愛染堂市
 
 トラックの尻尾と化した俺は、その無防備な背中を血眼のゲリラ共に晒す。

トラックのゲートに両手を塞がれて、為す術も無く振り回されてる俺は、素人の練習としては格好の的だ。

 素人ゲリラ共の射撃の腕が、俺の予想を上回る程に下手くそである事を望んだ矢先、俺の目の前のゲート越しに、ライターと煙草を盗んだガキが佇んだ。

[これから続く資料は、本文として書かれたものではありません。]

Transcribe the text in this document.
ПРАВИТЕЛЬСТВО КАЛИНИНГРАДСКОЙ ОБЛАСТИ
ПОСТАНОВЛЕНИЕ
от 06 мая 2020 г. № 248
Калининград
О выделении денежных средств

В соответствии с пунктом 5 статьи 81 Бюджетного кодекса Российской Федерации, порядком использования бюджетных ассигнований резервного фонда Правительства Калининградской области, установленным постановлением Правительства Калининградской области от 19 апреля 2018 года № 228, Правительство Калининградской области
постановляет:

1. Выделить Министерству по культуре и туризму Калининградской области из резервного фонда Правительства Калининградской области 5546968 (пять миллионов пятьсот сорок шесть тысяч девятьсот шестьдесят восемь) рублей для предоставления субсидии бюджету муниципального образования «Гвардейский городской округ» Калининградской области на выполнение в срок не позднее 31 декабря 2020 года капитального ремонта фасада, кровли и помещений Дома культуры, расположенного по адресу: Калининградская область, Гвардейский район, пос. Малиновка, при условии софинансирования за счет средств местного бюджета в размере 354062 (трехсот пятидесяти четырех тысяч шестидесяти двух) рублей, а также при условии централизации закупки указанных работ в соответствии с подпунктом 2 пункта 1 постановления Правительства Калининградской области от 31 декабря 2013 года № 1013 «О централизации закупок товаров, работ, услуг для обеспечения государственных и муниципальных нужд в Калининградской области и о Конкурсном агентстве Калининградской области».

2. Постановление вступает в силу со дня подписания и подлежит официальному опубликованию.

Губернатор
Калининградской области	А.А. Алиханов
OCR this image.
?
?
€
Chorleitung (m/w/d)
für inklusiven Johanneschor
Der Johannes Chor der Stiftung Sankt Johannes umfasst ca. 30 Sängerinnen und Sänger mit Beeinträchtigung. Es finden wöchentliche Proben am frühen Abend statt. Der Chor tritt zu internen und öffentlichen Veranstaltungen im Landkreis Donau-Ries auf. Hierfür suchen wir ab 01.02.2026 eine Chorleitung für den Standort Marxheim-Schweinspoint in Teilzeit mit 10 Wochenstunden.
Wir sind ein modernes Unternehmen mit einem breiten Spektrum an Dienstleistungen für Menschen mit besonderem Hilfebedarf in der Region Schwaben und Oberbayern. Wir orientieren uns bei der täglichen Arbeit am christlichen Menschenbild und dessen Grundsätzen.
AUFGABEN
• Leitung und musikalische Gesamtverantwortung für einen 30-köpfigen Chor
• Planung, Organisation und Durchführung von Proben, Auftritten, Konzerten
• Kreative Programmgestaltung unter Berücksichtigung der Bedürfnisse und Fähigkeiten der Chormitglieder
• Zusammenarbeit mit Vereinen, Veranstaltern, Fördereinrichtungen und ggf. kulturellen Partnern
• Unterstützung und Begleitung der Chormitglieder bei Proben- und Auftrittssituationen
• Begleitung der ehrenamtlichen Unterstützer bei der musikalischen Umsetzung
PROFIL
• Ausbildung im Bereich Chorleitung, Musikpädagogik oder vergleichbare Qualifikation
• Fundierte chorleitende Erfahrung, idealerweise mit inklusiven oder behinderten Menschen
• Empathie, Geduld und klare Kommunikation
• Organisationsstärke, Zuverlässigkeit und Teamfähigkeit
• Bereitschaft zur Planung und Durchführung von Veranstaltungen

しかも自分の身の丈とさして変わりないカラシニコフを抱えて。


『お・・オイオイ、ガキ?そいつは玩具じゃねえんだぞ!!アブねえモン棄てて奥に隠れてろ!!』


ガキは俺の言ってる言葉を理解している様子は無く、白い歯を出してニッコリと微笑み、何の合図か知らないが俺に向かって頷いたかと思うと、一丁前にカラシニコフを構えやがった。


『・・・オイオイマジかよ?』


俺は自分の目を疑いたくなる現実を目の当たりにする。

ガキは構えた次の瞬間、セーフティーを確認しレバーを引き上げると、素人ゲリラ共目掛けて射撃を開始する。

しかもどこで習ったのか、マズルジャンプを考慮し、一定数以上の射撃を控えてやがる。

少なくとも、俺の背後の素人ゲリラ共よりもマシな射撃の腕に、俺はただただ唖然とする。

 情けない事に、俺はガキの援護のお陰で出来た隙にトラックの荷台へと飛び乗る。

俺が荷台に入ると、ガキは威嚇の為とも思える射撃をゲリラ共に撃ち込み、チラチラと横目で俺の体勢が整うのを確認する。